Sometimes obvious things just need pointing out. Byron York has analyzed recent budgets and concluded that two main factors have exploded the deficit during the Obama years. The first is the economic downturn with caused approximately $680 billion in added "income support" (unemployment benefits etc), and the $814 Stimulus program:
There is no line in the federal budget that says "stimulus," but Obama's massive $814 billion stimulus increased spending in virtually every part of the federal government. "It's spread all through the budget," says former Congressional Budget Office chief Douglas Holtz-Eakin. "It was essentially a down payment on the Obama domestic agenda." Green jobs, infrastructure, health information technology, aid to states -- it's all in there, billions in increased spending.

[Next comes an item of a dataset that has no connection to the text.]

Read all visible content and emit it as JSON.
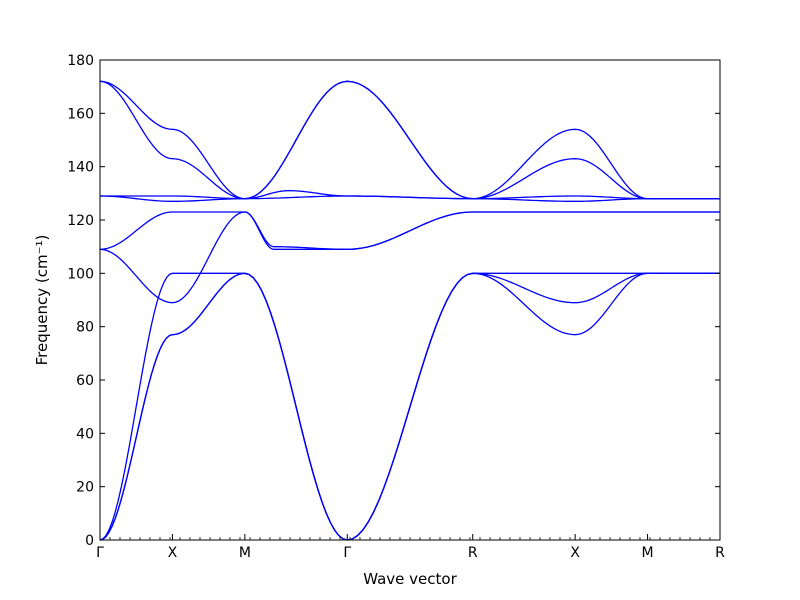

As for the Troubled Assets Relief Program, or TARP -- it has no specific line in the budget, either, but that is because it was anticipated to pay nearly all of its own cost, which it has.
Spending for Social Security and Medicare did go up in this period -- $162 billion and $119 billion, respectively -- but by incremental and predictable amounts that weren't big problems in previous years. "We're getting older one year at a time, and health care costs grow at 7 or 8 percent a year," says Holtz-Eakin. If Social Security and Medicare were the sole source of the current deficit, it would be a lot smaller than it is.
The bottom line is that with baby boomers aging, entitlements will one day be a major budget problem. But today's deficit crisis is not one of entitlements. It was created by out-of-control spending on everything other than entitlements. The recent debt-ceiling agreement is supposed to put the brakes on that kind of spending, but leaders have so far been maddeningly vague on how they'll do it.
Moreover, the original budget forecasts had been for the deficit to decline after a one year peak in 2009. You can see from the chart on the right that prediction is DOA.
A billion here or there every year ain't gonna cut it. Control spending first, and then go after entitlement reform.